Non-CO₂ greenhouse gases (CH₄, N₂O, SF₆, halocarbons) are responsible for 37 % of the anthropogenic contribution to global warming. Some of these gases (N₂O, SF₆, chlorinated and brominated halocarbons) are in addition destructive to the stratospheric ozone layer. Regional emission estimates of non-CO₂ greenhouse gases are currently much more uncertain than for CO₂. Mostly, they are based on ‘bottom-up’ approaches relying on inventories of known sources and expected emission functions. The ²²²Rn flux map of Europe produced in the preceding project permits today a more reliable real-world assessment by the ²²²Rn tracer method, a so-called ‘top-down’ approach.
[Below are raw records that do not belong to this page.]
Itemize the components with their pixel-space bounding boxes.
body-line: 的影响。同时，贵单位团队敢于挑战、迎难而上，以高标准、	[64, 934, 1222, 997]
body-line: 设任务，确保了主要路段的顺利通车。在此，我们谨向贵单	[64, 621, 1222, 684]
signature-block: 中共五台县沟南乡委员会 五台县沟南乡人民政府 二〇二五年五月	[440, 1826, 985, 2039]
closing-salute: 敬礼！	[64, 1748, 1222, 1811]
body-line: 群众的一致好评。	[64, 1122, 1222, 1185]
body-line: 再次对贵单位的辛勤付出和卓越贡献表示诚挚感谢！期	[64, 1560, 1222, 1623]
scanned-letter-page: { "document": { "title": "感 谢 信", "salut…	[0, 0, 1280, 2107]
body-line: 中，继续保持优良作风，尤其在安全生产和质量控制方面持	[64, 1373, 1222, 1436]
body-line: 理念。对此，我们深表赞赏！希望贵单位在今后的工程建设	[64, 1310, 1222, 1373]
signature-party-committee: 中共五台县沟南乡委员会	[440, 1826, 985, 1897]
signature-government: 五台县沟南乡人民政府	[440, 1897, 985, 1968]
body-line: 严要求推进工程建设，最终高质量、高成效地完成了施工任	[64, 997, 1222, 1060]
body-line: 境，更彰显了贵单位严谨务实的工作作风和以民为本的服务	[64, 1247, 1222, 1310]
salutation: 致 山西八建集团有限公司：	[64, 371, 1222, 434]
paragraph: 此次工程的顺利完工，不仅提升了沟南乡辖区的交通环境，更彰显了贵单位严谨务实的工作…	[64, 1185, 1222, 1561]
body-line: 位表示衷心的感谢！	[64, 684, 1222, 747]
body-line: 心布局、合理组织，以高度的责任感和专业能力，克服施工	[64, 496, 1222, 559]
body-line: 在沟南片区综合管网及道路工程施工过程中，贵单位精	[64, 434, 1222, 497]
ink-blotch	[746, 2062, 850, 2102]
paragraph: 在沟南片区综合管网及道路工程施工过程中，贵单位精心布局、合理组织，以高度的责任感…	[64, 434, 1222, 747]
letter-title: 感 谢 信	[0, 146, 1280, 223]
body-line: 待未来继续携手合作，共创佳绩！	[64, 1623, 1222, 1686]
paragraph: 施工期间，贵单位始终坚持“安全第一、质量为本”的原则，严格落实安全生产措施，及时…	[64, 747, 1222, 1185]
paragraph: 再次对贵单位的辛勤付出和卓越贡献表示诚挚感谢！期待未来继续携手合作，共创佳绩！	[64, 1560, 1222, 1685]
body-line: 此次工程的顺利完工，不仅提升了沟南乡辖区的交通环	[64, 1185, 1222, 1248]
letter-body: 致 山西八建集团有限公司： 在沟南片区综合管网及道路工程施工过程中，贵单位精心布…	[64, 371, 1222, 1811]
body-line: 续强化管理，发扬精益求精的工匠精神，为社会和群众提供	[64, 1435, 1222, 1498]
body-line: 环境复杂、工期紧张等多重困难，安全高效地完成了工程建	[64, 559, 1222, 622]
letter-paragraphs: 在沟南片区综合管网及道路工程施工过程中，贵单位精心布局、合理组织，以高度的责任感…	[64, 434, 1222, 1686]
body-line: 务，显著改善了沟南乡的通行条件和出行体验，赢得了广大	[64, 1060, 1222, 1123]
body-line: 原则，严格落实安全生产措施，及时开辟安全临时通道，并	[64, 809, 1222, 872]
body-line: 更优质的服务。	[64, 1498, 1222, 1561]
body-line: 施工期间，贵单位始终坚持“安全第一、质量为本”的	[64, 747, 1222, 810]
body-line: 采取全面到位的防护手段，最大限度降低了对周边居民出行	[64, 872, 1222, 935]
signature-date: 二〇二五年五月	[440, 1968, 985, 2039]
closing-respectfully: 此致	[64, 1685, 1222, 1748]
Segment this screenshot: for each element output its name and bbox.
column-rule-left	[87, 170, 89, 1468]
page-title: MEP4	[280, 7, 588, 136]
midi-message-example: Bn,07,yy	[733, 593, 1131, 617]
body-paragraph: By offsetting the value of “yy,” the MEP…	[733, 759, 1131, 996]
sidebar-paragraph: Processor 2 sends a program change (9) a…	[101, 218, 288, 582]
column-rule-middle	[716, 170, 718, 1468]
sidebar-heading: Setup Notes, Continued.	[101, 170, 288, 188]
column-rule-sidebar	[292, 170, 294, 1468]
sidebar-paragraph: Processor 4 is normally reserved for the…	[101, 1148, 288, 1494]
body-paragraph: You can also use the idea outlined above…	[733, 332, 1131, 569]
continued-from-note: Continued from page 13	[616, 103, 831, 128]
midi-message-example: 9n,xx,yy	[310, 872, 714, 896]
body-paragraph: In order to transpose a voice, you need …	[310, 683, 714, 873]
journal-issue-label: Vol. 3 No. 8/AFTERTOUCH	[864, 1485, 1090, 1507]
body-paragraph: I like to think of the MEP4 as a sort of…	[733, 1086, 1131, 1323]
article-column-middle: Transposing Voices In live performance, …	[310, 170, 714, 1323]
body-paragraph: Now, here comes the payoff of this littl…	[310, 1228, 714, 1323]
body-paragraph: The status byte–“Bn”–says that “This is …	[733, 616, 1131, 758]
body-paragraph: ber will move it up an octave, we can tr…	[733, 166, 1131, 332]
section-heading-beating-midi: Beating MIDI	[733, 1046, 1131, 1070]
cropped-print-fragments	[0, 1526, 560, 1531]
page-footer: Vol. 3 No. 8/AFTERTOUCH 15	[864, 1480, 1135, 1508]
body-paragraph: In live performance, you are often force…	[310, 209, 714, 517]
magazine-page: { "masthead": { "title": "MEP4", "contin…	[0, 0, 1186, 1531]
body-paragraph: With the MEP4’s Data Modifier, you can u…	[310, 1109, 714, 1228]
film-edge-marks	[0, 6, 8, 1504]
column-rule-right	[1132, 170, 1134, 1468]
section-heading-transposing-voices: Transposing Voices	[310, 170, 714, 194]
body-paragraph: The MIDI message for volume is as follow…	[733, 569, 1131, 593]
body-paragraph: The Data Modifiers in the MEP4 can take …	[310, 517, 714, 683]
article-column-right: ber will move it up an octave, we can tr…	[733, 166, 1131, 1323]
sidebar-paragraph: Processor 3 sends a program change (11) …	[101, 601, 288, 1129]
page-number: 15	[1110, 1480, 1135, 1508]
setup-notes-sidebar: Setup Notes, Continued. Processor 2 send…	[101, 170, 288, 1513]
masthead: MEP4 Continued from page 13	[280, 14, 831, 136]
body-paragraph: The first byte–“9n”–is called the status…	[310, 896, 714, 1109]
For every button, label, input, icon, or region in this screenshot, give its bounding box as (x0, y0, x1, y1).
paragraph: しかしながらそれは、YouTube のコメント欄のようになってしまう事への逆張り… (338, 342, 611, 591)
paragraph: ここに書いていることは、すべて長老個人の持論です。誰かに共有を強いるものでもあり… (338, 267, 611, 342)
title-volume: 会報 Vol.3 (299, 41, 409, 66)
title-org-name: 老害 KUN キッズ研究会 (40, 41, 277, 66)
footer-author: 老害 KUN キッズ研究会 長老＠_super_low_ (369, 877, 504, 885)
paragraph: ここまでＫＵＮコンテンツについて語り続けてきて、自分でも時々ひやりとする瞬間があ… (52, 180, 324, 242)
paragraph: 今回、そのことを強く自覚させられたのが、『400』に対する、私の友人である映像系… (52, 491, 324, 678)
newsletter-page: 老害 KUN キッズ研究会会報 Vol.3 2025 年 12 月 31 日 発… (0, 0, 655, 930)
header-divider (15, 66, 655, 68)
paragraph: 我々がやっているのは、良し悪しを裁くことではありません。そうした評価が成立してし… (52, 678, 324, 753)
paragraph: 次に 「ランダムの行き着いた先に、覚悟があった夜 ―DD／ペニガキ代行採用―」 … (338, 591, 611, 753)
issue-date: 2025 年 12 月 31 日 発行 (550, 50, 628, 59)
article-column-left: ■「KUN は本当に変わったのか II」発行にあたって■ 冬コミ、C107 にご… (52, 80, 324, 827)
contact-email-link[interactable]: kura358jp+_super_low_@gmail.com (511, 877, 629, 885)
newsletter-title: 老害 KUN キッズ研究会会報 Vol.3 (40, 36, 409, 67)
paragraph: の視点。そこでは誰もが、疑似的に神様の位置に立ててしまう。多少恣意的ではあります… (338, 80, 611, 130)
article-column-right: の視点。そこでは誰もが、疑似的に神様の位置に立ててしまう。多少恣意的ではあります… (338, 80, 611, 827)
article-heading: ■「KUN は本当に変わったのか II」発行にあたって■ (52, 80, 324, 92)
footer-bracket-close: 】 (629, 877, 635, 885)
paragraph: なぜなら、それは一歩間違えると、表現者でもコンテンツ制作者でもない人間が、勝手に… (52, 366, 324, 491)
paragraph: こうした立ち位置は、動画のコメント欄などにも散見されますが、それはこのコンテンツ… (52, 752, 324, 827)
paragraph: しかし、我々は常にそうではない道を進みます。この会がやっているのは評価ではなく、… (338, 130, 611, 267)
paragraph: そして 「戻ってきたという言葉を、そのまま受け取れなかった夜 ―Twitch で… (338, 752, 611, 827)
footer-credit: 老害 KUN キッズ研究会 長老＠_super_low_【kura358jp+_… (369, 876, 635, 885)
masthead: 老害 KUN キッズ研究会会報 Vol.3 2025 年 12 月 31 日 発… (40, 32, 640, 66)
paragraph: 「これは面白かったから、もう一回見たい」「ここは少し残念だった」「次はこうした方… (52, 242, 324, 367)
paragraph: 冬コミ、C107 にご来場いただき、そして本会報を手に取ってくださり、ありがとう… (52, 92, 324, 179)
In previous studies, source strength of ²²²Rn has been a major uncertainty. Substantial reduction of uncertainty has been achieved so far and further improvements are aimed for in the present project. Future improvements include in particular a better temporal resolution of the ²²²Rn flux map. Current developments within the EU-driven European Radiological Data Exchange Platform (EURDEP) open the possibility for quasi real-time updates of the European ²²²Rn source term. The source strength of ²²²Rn (F_Rn) is a key parameter for estimating the source strength of any gas of interest (F_x), based on concentration differences observed over time in both, gas X (D_x) and ²²²Rn (D_Rn):

F_x = F_Rn D_x D_Rn^-1

There are two approaches to obtain values for D_x and D_Rn . One is during pollution events at otherwise remote ‘background’ stations. This approach is followed in an associated project at Jungfraujoch (main applicant: Stefan Reimann, EMPA), where we will contribute the parameters F_Rn and D_Rn. The other approach to obtain values for D_x and D_Rn relies on changes in mixing layer height as observed during nocturnal inversions and will be applied to the measurement of non-CO₂ greenhouse gases in the central part of Eastern Europe (Hungary). Emissions from this region just east of the Alpine Ridge are highly uncertain and can not be detected at Jungfraujoch using the first approach.